蠱惑的なホテル
母はさびれた、蠱惑的なホテルを経営している。娘がまだ小さな頃からだ。高校生の娘には、このホテルの経営が赤字なのか、それとも黒字なのか見当がつかない。母は計算が得意ではないし、論理というよりも感覚で生きるタイプだから、経営もさほど上手くいってないのだろう。一体どうやって生計を立ててきたのか不思議だ。収入は他にあるはずだった。とにかく、他に仕事をしているにしても、普通の会社員でないことは確かだ。普段は昼近くまで自宅にいるし、数週間も留守にすることだってある。

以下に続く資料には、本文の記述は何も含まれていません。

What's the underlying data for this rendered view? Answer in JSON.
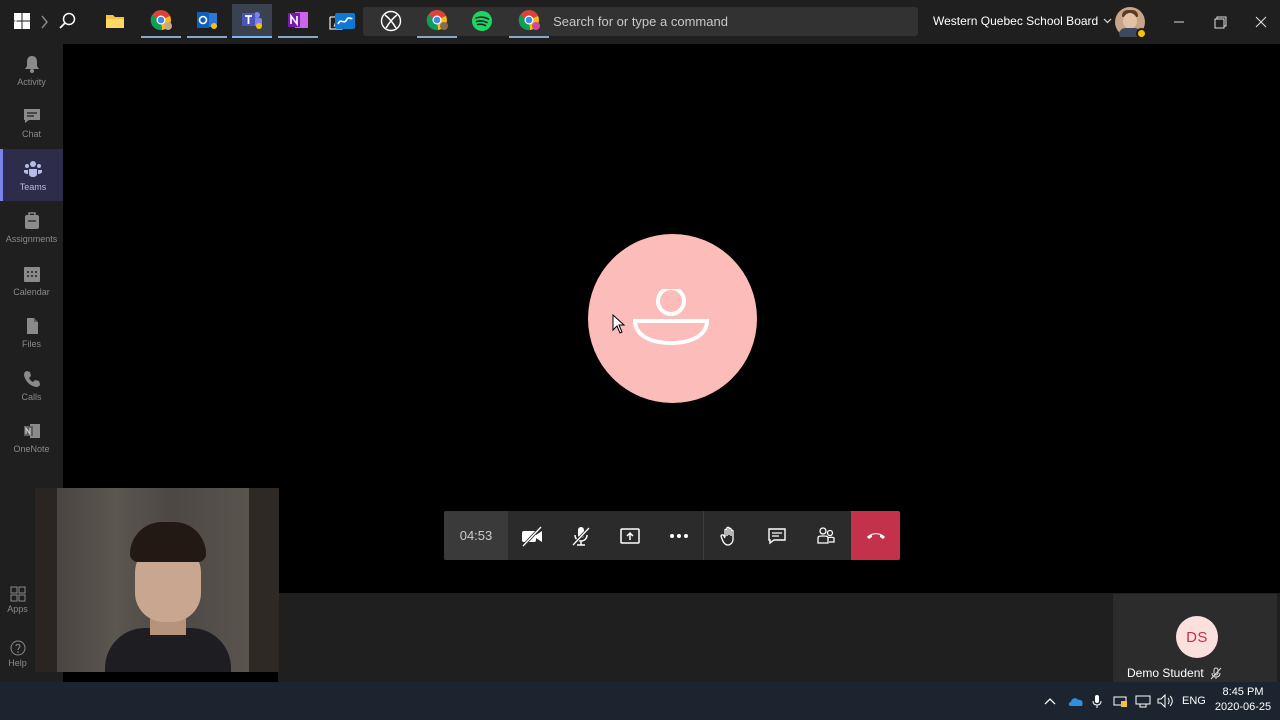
{
  "titlebar": {
    "search_placeholder": "Search for or type a command",
    "organization": "Western Quebec School Board"
  },
  "rail": {
    "items": [
      {
        "label": "Activity",
        "icon": "bell-icon"
      },
      {
        "label": "Chat",
        "icon": "chat-icon"
      },
      {
        "label": "Teams",
        "icon": "teams-icon",
        "active": true
      },
      {
        "label": "Assignments",
        "icon": "assignments-icon"
      },
      {
        "label": "Calendar",
        "icon": "calendar-icon"
      },
      {
        "label": "Files",
        "icon": "files-icon"
      },
      {
        "label": "Calls",
        "icon": "phone-icon"
      },
      {
        "label": "OneNote",
        "icon": "onenote-icon"
      }
    ],
    "apps_label": "Apps",
    "help_label": "Help"
  },
  "call": {
    "duration": "04:53",
    "avatar_color": "#fbbcba",
    "hangup_color": "#c4314b"
  },
  "participant": {
    "initials": "DS",
    "name": "Demo Student"
  },
  "taskbar": {
    "language": "ENG",
    "time": "8:45 PM",
    "date": "2020-06-25"
  }
}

夏休みにはこのホテルに来るのが決まりだ。ここに来て、ただのんびりするだけ。ナミはホテルにいるよりも、どこか旅行に行きたい、と言ったのだけれど、聞く耳なしだ。旅行は春休みと決まっている。しかも、春休みは二週間もないのにまるまる一ヶ月旅行に連れ出されるのだから、たまったものじゃない。新学期早々欠席しなければならないのだ。学年が変わって初めて登校すると、ナミ以外のクラスメイトは仲良しグループを作ってしまっている。友達づくりに苦労するのは言わずもがなで、母の身勝手さにはやりきれなくなる。